Язык Баха относится к языку Моцарта и, наконец, к языку Бетховена так, как египетский сфинкс к эллинской человеческой статуе: как сфинкс с человеческим лицом выдаётся из животного ещё тела, так выдаётся благородная человеческая голова Баха из старинного парика. Непонятно-бессмысленная путаница прихотливого музыкального вкуса нашего времени состоит в том, что мы одновременно прислушиваемся к языку Баха и Бетховена и толкуем их, как будто они отличаются друг от друга только формами творчества и индивидуальностью, не замечая их действительного культурно-исторического различия.
Причина тому легко понятна: языком Бетховена может говорить лишь искренний, задушевный человек, потому что это был язык совершенного музыкального человека. Бетховен, в силу непреодолимого стремления к поиску абсолютной музыки, область которой он измерил и наполнил до крайних границ, указал нам путь оплодотворения всех искусств музыкой, как единственное успешное расширение её сферы. А языку Баха искусный композитор может легко подражать, хотя бы и не подражая собственно Баху. Это происходит от того, что в творчестве Баха формальные элементы преобладают над индивидуальным содержанием, которое в его время занимало далеко не господствующее положение. Это был период, когда формировались только способы музыкального выражения независимо от их содержания.

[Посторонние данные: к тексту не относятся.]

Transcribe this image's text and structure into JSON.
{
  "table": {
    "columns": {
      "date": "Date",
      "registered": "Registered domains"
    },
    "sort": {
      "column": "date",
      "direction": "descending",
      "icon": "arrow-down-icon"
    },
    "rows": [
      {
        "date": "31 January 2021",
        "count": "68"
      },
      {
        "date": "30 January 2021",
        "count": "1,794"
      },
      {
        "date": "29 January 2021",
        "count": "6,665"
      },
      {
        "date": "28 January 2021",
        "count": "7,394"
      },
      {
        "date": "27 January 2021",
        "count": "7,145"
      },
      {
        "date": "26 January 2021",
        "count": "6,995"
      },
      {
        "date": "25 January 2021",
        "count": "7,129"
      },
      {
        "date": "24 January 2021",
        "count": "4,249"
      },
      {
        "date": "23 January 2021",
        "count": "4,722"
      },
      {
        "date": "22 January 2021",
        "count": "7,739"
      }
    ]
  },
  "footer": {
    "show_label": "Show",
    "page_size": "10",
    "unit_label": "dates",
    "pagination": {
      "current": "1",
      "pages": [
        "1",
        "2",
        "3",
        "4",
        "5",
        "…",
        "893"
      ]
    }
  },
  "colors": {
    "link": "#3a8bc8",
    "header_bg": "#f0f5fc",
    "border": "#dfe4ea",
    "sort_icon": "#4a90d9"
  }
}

Творческие же усилия Мендельсона, направленные к тому, чтобы неясные, ничтожные идеи нашли не только интересное, но умопоражающее выражение, активно содействовали распущенности и произволу в нашем музыкальном стиле.
В то время, как последний в цепи наших истинных музыкальных героев, Бетховен, добивался с величайшим желанием и чудодейственной мощью наиболее полного выражения невыразимого содержания при помощи ярко очерченной пластической формы своих музыкальных картин, Мендельсон только растирает в своих произведениях эти полученные образы в расплывчатую, фантастическую тень; при её неопределённом сиянии только наше капризное воображение произвольно возбуждается, но чисто человеческое внутреннее страстное стремление к художественному созерцанию едва ли будет просветлено надеждой на исполнение. Только там, где давящее чувство этой неспособности, кажется, овладевает Мендельсоном и заставляет его выражать нежное и грустное смирение, композитор субъективно показывает нам себя, мы видим его утончённую индивидуальность, которая сознаётся в своём бессилии в борьбе с невозможным. Это и есть, как мы уже говорили, трагическая черта в личности Мендельсона. И если мы желали бы в области искусства одарить нашим участием чисто личность, то мы не посмели бы отказать в этом участии Мендельсону, несмотря на то, что этот трагизм скорее всего был как бы его принадлежностью, но не мучительным, просветляющим чувством.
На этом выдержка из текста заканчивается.